“Vertel maar gewoon wat geloven in God voor jou betekent, dan kan ik zelf wel bepalen wat ik ervan vind”, zei een student tijdens een gesprek. Zo’n duidelijke vraag liet mij even met een mond vol tanden staan. Ik ben vaak terughoudend in het spreken over mijn eigen geloof. Ik wil mijn beleving niet opleggen aan de ander. Liever stel ik vragen, bied ik ruimte voor het proces en zoeken we samen naar ondersteunende bronnen uit het leven van degene die ik dan spreek. Maar in dit gesprek was iets anders nodig.
Generatiekloof
De laatste tijd besef ik steeds meer dat er een duidelijke generatiekloof is tussen studenten en mij. Ik ben zelf een millennial en verlang vooral naar ruimte om vragen te stellen, om los(ser) te komen van starre godsbeelden. Ik wil graag de vrijheid ervaren om te geloven én te twijfelen. Veel Gen-Z'ers hebben andere behoeften. Zij groeiden op in een wereld waarin vrijheid vanzelfsprekend was. ‘Je mag geloven wat je wilt’, kregen zij vaak van ouders of verzorgers mee.

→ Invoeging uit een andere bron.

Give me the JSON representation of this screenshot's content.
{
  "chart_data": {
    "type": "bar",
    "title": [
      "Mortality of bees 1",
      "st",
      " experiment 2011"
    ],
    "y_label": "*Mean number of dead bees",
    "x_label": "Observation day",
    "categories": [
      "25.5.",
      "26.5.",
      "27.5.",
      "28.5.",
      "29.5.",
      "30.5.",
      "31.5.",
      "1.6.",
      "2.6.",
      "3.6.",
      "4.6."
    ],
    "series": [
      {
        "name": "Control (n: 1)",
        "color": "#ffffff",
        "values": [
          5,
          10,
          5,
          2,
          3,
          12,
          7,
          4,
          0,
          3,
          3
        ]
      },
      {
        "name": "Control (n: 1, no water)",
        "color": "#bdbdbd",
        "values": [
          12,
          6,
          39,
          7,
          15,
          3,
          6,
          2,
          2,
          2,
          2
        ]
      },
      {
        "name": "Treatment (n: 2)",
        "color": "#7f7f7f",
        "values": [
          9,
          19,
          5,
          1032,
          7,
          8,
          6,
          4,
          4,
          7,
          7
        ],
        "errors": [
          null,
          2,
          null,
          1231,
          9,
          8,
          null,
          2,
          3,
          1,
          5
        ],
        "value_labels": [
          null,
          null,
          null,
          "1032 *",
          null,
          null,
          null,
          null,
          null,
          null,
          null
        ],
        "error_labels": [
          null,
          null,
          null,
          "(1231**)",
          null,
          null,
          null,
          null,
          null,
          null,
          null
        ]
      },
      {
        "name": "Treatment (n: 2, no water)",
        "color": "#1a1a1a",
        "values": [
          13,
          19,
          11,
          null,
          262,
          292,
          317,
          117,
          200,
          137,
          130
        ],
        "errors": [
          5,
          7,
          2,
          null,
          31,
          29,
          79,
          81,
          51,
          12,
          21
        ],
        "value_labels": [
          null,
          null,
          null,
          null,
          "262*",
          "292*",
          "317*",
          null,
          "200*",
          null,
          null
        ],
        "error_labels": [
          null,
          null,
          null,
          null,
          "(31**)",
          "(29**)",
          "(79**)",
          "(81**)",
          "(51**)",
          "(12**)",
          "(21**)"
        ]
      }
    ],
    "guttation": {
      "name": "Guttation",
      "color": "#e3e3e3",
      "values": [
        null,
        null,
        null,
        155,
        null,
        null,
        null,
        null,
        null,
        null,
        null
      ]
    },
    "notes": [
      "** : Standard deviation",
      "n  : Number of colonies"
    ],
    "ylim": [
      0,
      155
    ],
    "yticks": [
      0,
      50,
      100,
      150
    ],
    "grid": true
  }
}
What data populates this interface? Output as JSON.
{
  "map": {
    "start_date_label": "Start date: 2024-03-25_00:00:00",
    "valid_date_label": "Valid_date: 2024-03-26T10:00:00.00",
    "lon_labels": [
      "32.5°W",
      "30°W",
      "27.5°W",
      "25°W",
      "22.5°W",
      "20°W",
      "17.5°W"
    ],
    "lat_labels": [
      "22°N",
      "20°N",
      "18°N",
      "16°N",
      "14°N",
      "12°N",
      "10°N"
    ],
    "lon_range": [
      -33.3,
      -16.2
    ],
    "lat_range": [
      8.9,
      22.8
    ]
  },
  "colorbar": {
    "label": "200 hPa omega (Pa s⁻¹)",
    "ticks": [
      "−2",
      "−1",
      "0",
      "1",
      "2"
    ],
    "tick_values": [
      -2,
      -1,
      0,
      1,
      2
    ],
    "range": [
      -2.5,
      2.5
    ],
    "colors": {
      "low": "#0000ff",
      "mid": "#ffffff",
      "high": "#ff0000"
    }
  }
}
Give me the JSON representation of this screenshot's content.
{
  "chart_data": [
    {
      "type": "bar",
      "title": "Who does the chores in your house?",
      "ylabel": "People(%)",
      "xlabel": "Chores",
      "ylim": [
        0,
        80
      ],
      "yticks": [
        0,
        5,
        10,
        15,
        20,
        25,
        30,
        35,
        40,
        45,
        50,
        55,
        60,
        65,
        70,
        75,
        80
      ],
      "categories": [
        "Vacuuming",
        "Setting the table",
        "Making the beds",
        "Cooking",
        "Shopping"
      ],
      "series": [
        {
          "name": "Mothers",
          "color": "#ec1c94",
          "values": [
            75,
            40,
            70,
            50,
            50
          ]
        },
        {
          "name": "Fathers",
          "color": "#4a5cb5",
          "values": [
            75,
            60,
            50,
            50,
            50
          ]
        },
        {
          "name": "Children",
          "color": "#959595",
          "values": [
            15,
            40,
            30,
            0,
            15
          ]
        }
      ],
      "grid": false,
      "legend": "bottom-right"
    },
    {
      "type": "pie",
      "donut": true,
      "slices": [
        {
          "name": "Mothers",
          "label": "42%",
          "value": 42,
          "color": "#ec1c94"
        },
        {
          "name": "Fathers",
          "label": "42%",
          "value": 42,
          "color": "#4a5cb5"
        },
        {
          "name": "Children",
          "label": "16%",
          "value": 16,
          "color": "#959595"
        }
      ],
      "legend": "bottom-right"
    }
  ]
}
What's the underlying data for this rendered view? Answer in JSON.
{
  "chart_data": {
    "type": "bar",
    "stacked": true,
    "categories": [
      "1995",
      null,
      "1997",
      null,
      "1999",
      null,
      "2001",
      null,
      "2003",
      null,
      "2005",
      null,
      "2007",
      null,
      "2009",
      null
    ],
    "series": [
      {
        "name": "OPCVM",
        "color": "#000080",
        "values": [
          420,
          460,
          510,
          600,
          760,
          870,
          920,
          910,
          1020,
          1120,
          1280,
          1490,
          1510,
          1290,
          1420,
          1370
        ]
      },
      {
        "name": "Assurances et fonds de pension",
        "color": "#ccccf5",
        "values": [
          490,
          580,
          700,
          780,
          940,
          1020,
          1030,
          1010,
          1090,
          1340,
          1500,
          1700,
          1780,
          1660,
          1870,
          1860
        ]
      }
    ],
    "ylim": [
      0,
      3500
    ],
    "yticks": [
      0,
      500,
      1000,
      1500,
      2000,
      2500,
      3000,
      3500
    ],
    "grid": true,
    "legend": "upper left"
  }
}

Maar wanneer vrijheid, het niet-invullen, de standaard is, wat gebeurt er dan als je (vaak in je studententijd) geconfronteerd wordt met de grilligheden van het leven? Wat doe je dan met gevoelens van wanhoop, een leegte vanbinnen, de individuele zoektocht naar zin?
'Ik verzuip in de vrijheid’
Veel Gen-Z’ers zijn niet bekend met religieuze gebruiken, kerkelijke liturgie en gelovige taal. “Ik verzuip in de vrijheid om alles zelf te mogen bedenken”, zei de student. Hij had juist behoefte aan orde, handvatten en concrete richtingaanwijzers. Niet per se aan ‘ruimte om te mogen zoeken’ – die ruimte was er genoeg. Ik denk dat hij daarom zo nieuwsgierig was naar wat voor mij ‘werkte’, hoe ik ‘het geloof’ dan zag.
Steeds weer kiezen om te geloven
Tijdens ons gesprek viel ik vaak stil bij zijn vragen.
Hoe voelt het om te vertrouwen in iets dat groter is dan jijzelf?
Wat betekent hoop voor je?
Lukt het om altijd in God te geloven?
Wat is voor jou het mooiste aan geloven in God?
Dit waren vragen die ik niet gemakkelijk kon beantwoorden. Ik zocht naar woorden en voelde de onmacht om deze diepe ‘zaken van het hart’ helder te delen. Het was een gevoelig en zoekend gesprek waarin ik zag dat hij af en toe geraakt werd. Mijn ogen werden ook waterig toen ik mezelf hoorde zeggen: ‘Ik wil steeds weer kiezen om te geloven in God, omdat ik het te zwaar vind om alles in het leven alleen aan te moeten gaan. Ik heb het, denk ik, nodig om terug te kunnen vallen in de liefde van God.’
Work-in-progress
De openheid en nieuwsgierigheid van bijvoorbeeld studenten vormen een kans. Het is een uitnodiging om vrijer en persoonlijker te delen wat een leven van geloof, hoop en liefde voor ons betekent. Tegelijkertijd is dit ook precies de uitdaging: om zelf kwetsbare, grote vragen steeds weer aan te gaan en, met horten en stoten, onder woorden te brengen wat geloven voor ons betekent.
Het vraagt moed: de durf om te verschijnen als een work-in-progress. Niet met de waarheid in pacht, maar geïnspireerd door een diep verlangen om struikelend achter Jezus aan te gaan. Om eerlijk te zijn over het eigen geloofsleven, inclusief de twijfels, de vragen en de momenten van stilte. Om, vaak tegen beter weten in, mee te blijven bouwen aan een wereld van liefde, recht en gelijkheid.
Durven vragen
De vragen van de student geef ik graag door aan jou, lieve lezer. Wat betekent geloven in God voor jou? Of: wat zou geloven in God voor jou kunnen betekenen? Ik hoop dat je deze vragen durft te stellen, net zoals die student dat bij mij deed.